Per me viaggiare è l’equivalente dell’effetto che l’ossigeno ha sugli alberi… vitale, come l’acqua.
Hanno provato in tanti a descrivere questo bisogno che alcuni di noi sentono, questo richiamo verso luoghi sconosciuti, culturalmente diversi da noi. C’è chi la definisce fuga, chi lo chiama “wanderlust”, io preferisco chiamarla voglia di conoscere ed esplorare il mondo in tutta la sua interezza ed unicità.
Ritrovo un pezzo di me ogni volta che varco un nuovo confine e pertanto non potrei mai farne a meno. Ma questo articolo non vuole parlare di viaggi, almeno non solo!
A gennaio sono stata in Cambogia: «Cambodge, pays du sourire» dicono.
E’ il più piccolo Paese dell’Indocina, incastonato tra Vietnam, Laos e Thailandia, dove ho potuto constatare quanto mai detto fu più vero.
Forse i più conoscono Angkor Wat, grazie anche al film Tomb Raider con Angelina Jolie, ma questo sito archeologico è solo il punto di partenza. Ci sono montagne selvagge dove vivono tigri ed elefanti, spiagge tropicali senza una persona come quelle che non si vedono quasi più, campi di riso e palme, il grande fiume Mekong…
La Cambogia si sta ancora riprendendo dalla profonda ferita inferta solo 30/40 anni fa per mano del regime di Pol Pot, che con i suoi Khmer Rouge sterminò 2 milioni di persone in circa quattro anni, ovvero un terzo della popolazione dell’epoca.
Ma oggi non è più solo una veloce tappa culturale al complesso di Angkor per poi volare in Thailandia o rifugiarsi sulle spiagge del Vietnam, da qualche anno si sta verificando un’inversione di tendenza e il millenario sito archeologico, riconosciuto patrimonio dell’umanità dall’UNESCO (1992), non è che l’inizio dell’avventura.
Io stessa sono partita proprio col visitare i templi antichi nascosti ed incastonati tra alberi dalle radici avvolgenti e millenarie, per poi spostarmi nell’entroterra fino a scendere al sud verso la costa dove ci si può imbarcare con mezzi direi quasi di fortuna per una delle isole al largo del Golfo del Siam per poi terminare il viaggio nella “moderna” capitale Phnom Penh.
La cambogia è vera, autentica, selvaggia. Lo si può anche notare dai suoi interni, lodge e resort dal gusto tropicale. Allora quale ispirazione migliore per creare atmosfere indimenticabili se non quella di una tradizionale farmhouse cambogiana.
Gusto rustico e charm inconfondibile, ritroviamo materiali naturali come tetti di paglia, legnami e mobili in legno di deriva. Un mix straordinario che ci fa respirare l’aria della libertà e del relax in mezzo al verde della giungla e l’azzurro del mare.

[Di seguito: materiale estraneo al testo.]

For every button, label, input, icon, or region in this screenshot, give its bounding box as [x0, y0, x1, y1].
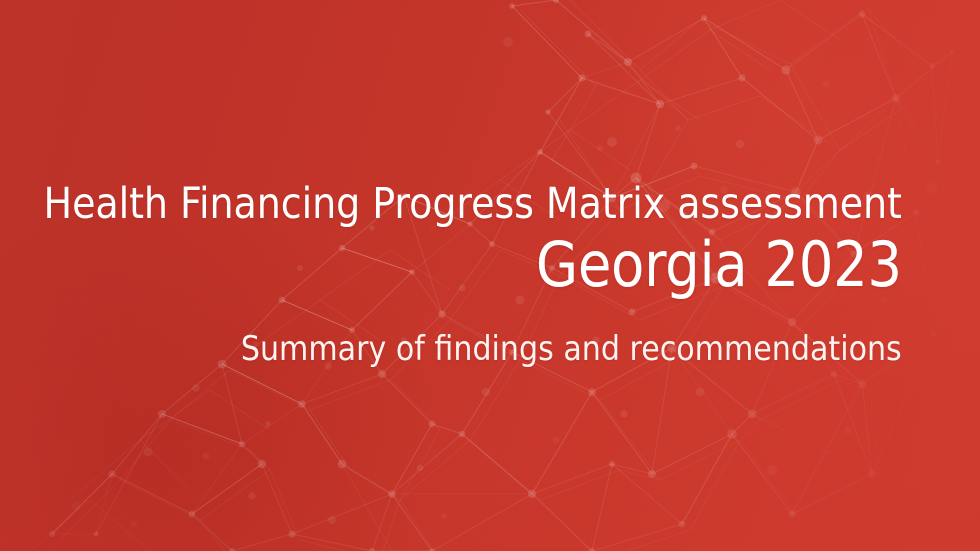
country-year-title: Georgia 2023 — [536, 233, 902, 297]
subtitle: Summary of findings and recommendations — [241, 332, 902, 368]
title-slide: Health Financing Progress Matrix assessm… — [0, 0, 980, 551]
assessment-title: Health Financing Progress Matrix assessm… — [44, 183, 902, 227]
title-text-block: Health Financing Progress Matrix assessm… — [0, 0, 902, 551]
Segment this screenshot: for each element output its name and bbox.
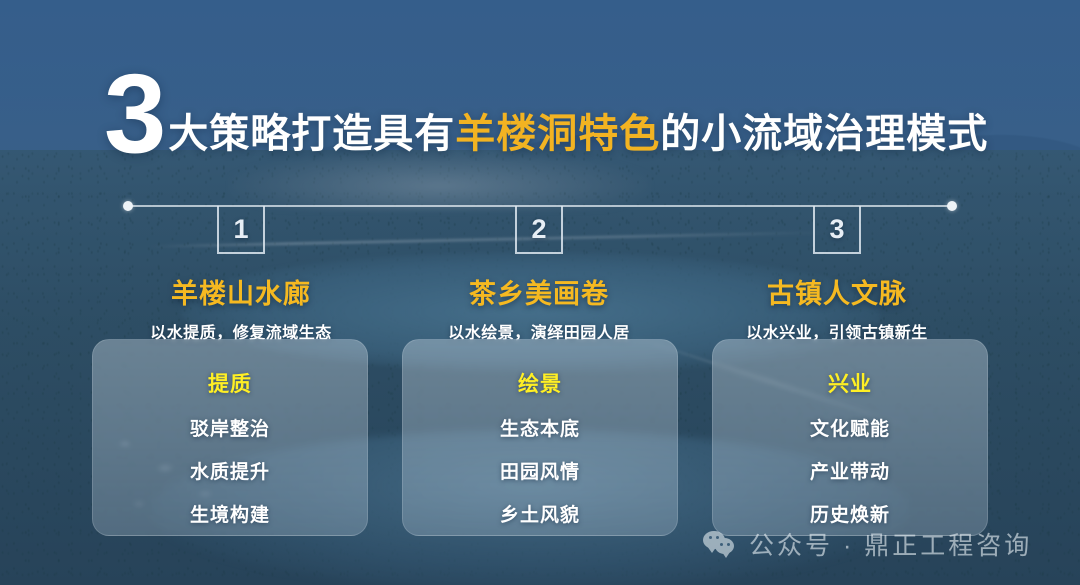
card-item: 生境构建 (190, 500, 270, 527)
card-title: 绘景 (518, 368, 562, 398)
strategy-column: 2 茶乡美画卷 以水绘景，演绎田园人居 (390, 206, 688, 343)
watermark-text: 公众号 · 鼎正工程咨询 (749, 526, 1032, 562)
strategy-number-badge: 3 (813, 206, 861, 254)
strategy-cards: 提质 驳岸整治 水质提升 生境构建 绘景 生态本底 田园风情 乡土风貌 兴业 文… (92, 339, 988, 536)
card-item: 产业带动 (810, 457, 890, 484)
watermark: 公众号 · 鼎正工程咨询 (703, 526, 1032, 562)
page-title: 3 大策略打造具有羊楼洞特色的小流域治理模式 (104, 62, 988, 165)
strategy-columns: 1 羊楼山水廊 以水提质，修复流域生态 2 茶乡美画卷 以水绘景，演绎田园人居 … (92, 206, 988, 343)
strategy-title: 羊楼山水廊 (171, 272, 311, 311)
card-item: 水质提升 (190, 457, 270, 484)
headline-text: 大策略打造具有羊楼洞特色的小流域治理模式 (168, 101, 988, 165)
card-item: 田园风情 (500, 457, 580, 484)
card-item: 历史焕新 (810, 500, 890, 527)
strategy-title: 古镇人文脉 (767, 272, 907, 311)
strategy-number-badge: 2 (515, 206, 563, 254)
presentation-slide: 3 大策略打造具有羊楼洞特色的小流域治理模式 1 羊楼山水廊 以水提质，修复流域… (0, 0, 1080, 585)
card-item: 文化赋能 (810, 414, 890, 441)
strategy-card: 兴业 文化赋能 产业带动 历史焕新 (712, 339, 988, 536)
strategy-number-badge: 1 (217, 206, 265, 254)
card-title: 提质 (208, 368, 252, 398)
card-title: 兴业 (828, 368, 872, 398)
headline-number: 3 (104, 62, 164, 165)
headline-part-before: 大策略打造具有 (168, 112, 455, 156)
slide-content: 3 大策略打造具有羊楼洞特色的小流域治理模式 1 羊楼山水廊 以水提质，修复流域… (0, 0, 1080, 585)
headline-part-after: 的小流域治理模式 (660, 112, 988, 156)
card-item: 乡土风貌 (500, 500, 580, 527)
card-item: 生态本底 (500, 414, 580, 441)
card-item: 驳岸整治 (190, 414, 270, 441)
headline-accent: 羊楼洞特色 (455, 112, 660, 156)
wechat-icon (703, 530, 737, 558)
strategy-card: 绘景 生态本底 田园风情 乡土风貌 (402, 339, 678, 536)
strategy-column: 1 羊楼山水廊 以水提质，修复流域生态 (92, 206, 390, 343)
strategy-column: 3 古镇人文脉 以水兴业，引领古镇新生 (688, 206, 986, 343)
strategy-card: 提质 驳岸整治 水质提升 生境构建 (92, 339, 368, 536)
strategy-title: 茶乡美画卷 (469, 272, 609, 311)
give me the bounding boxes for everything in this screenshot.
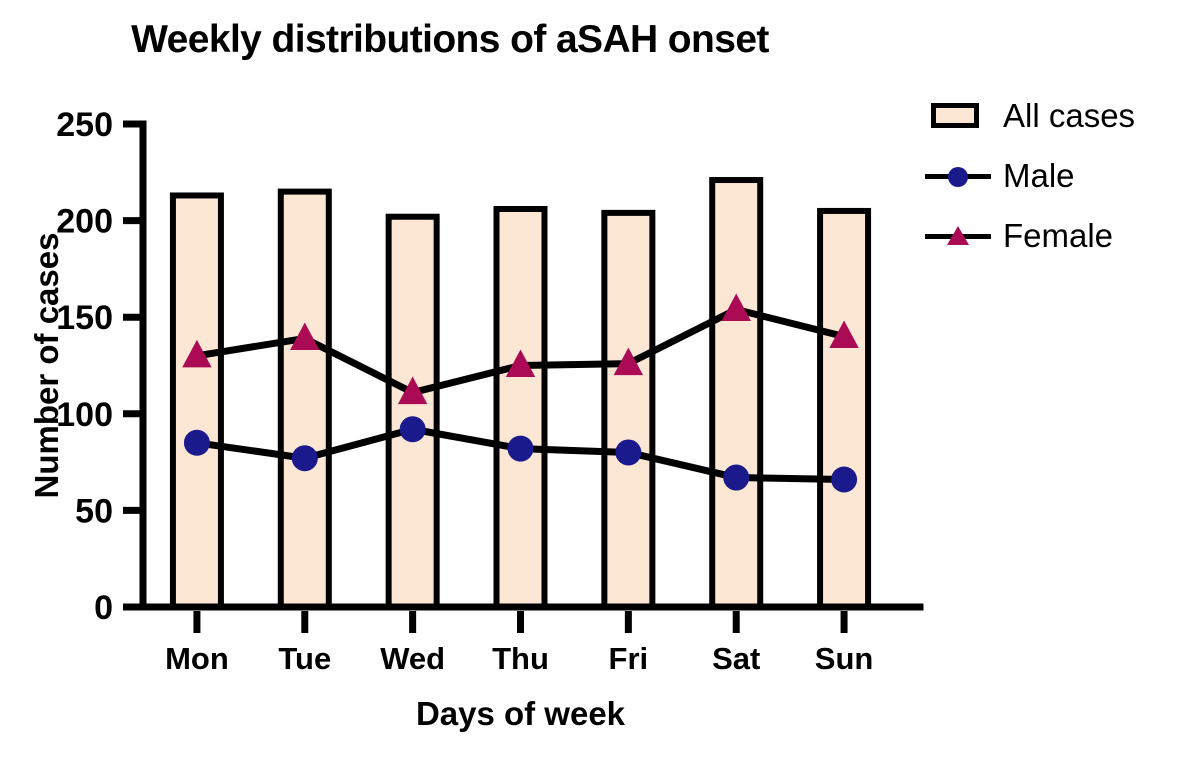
bar-thu — [497, 209, 545, 607]
x-tick-label-sun: Sun — [815, 641, 874, 676]
marker-male-sun — [831, 466, 857, 492]
chart-figure: Weekly distributions of aSAH onset 05010… — [0, 0, 1200, 763]
line-circle-swatch-icon — [925, 156, 991, 196]
legend-label-male: Male — [1003, 157, 1075, 195]
y-tick-label: 0 — [94, 589, 113, 627]
bar-sun — [820, 211, 868, 607]
marker-male-sat — [723, 465, 749, 491]
bar-sat — [712, 180, 760, 607]
legend-label-female: Female — [1003, 217, 1113, 255]
x-tick-label-wed: Wed — [380, 641, 445, 676]
marker-male-wed — [400, 416, 426, 442]
marker-male-tue — [292, 445, 318, 471]
legend-item-female: Female — [925, 208, 1195, 264]
legend-label-all-cases: All cases — [1003, 97, 1135, 135]
x-tick-label-fri: Fri — [609, 641, 649, 676]
x-axis-label: Days of week — [416, 695, 626, 732]
bar-mon — [173, 195, 221, 607]
bar-fri — [604, 213, 652, 607]
legend-item-all-cases: All cases — [925, 88, 1195, 144]
marker-male-mon — [184, 430, 210, 456]
x-tick-label-sat: Sat — [712, 641, 760, 676]
marker-male-fri — [615, 439, 641, 465]
legend-item-male: Male — [925, 148, 1195, 204]
x-tick-label-mon: Mon — [165, 641, 229, 676]
y-tick-label: 50 — [75, 492, 113, 530]
bar-wed — [389, 217, 437, 607]
bar-swatch-icon — [925, 96, 991, 136]
marker-male-thu — [508, 436, 534, 462]
x-tick-label-thu: Thu — [492, 641, 549, 676]
line-triangle-swatch-icon — [925, 216, 991, 256]
chart-legend: All cases Male Female — [925, 88, 1195, 268]
bar-tue — [281, 192, 329, 607]
y-axis-label: Number of cases — [28, 233, 65, 499]
y-tick-label: 250 — [56, 106, 113, 144]
x-tick-label-tue: Tue — [278, 641, 331, 676]
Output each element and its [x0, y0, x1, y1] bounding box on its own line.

Se le mie parole vi hanno incuriosito date un occhiata a questi Resort e non potrete resistere dal pianificare il vostro prossimo viaggio in questa meta meravigliosa.
Qualche indirizzo utile:
- NAVUTU DREAMS RESORT & WELLNESS RETREAT, Siem Reap
Se volete soggiornare in una location da sogno e pensate che i sogni si avverino, questa è la location giusta per voi. Il Navutu dreams resort è il risultato di un sogno trasformato in realtà da tre italiani che hanno deciso di costruire il loro villaggio da sogno in Cambogia, a Siem Reap, dopo essersi innamorati della “brilliance of siam”.
per Info: http://navutudreams.com
- SALA LODGES
Se siete viaggiatori alla ricerca di un patrimonio unico nel tradizionale stile delle case di legno khmer, questo è il posto che fa per voi. Lodges in legno arredati con tutti i lussi e confort moderni.
Per Info: http://www.salalodges.com
- SONG SAA PRIVATE ISLAND, Sihanoukville
Se invece non avete problemi di budget e volete godere della privacy assoluta, potrete prenotare un isola privata intera! Il Song Saa private island sorge sulle isole gemelle di Koh Ouen e Koh Bong, conosciute localmente come Song Saa (che significa “the Sweethearts” in khmer), qui verrete ospitati in un contesto di foreste pluviali vergini, scogliere tropicali e spiagge bianche scintillanti. Collegate da ponti pedonali nel mezzo di una riserva marina, il resort vanta 27 ville di lusso intime, dalla bellezza naturale e con nuovi standard di eco-sostenibilità.